Question 1127601: The volume of a cone varies jointly as its height and the square of its radius. If
the volume of a cone is 32π cubic inches when the radius is 4 inches and the height is 6 inches,
find the volume of a cone when the radius is 4 inches and the height is 10 inches.
I got this question wrong on the homework, and need to understand the proper steps. Could you please break it down for me? Thank you!
Found 2 solutions by josgarithmetic, greenestamps:
Answer by josgarithmetic(39617)   (Show Source):
Answer by greenestamps(13198)  (Show Source):
You can put this solution on YOUR website!
In the answer from the other tutor, they started on the problem by finding the constant of variation, using the given information.
But then they didn't answer the question....

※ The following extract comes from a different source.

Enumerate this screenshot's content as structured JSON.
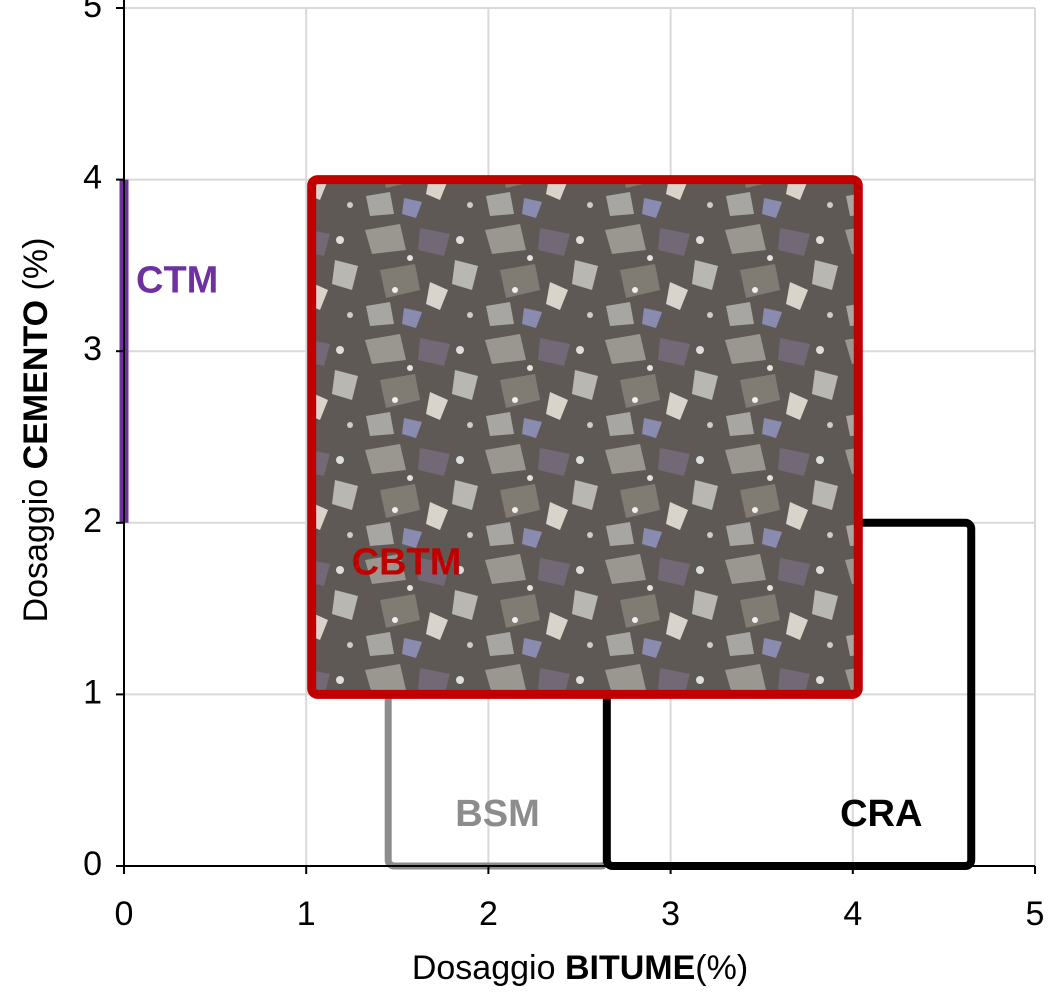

That would have been a valid approach to solving the problem. And it would have been an appropriate method if you need to get a complete formula for the volume, including the constant of variation -- for example, if you needed a formula to use for finding the volume of several cones.
But, in this problem, you only need to find the volume of one other cone. The easiest way to do that is by looking at how each variable changes.
The problem says the volume varies jointly as the height and the square of the radius.
From the first cone to the second, the radius doesn't change at all, so the only change in the volume will be due to the change in height.
From the first cone to the second, the height changes from 6 to 10, and increase by a factor of 10/6 = 5/3.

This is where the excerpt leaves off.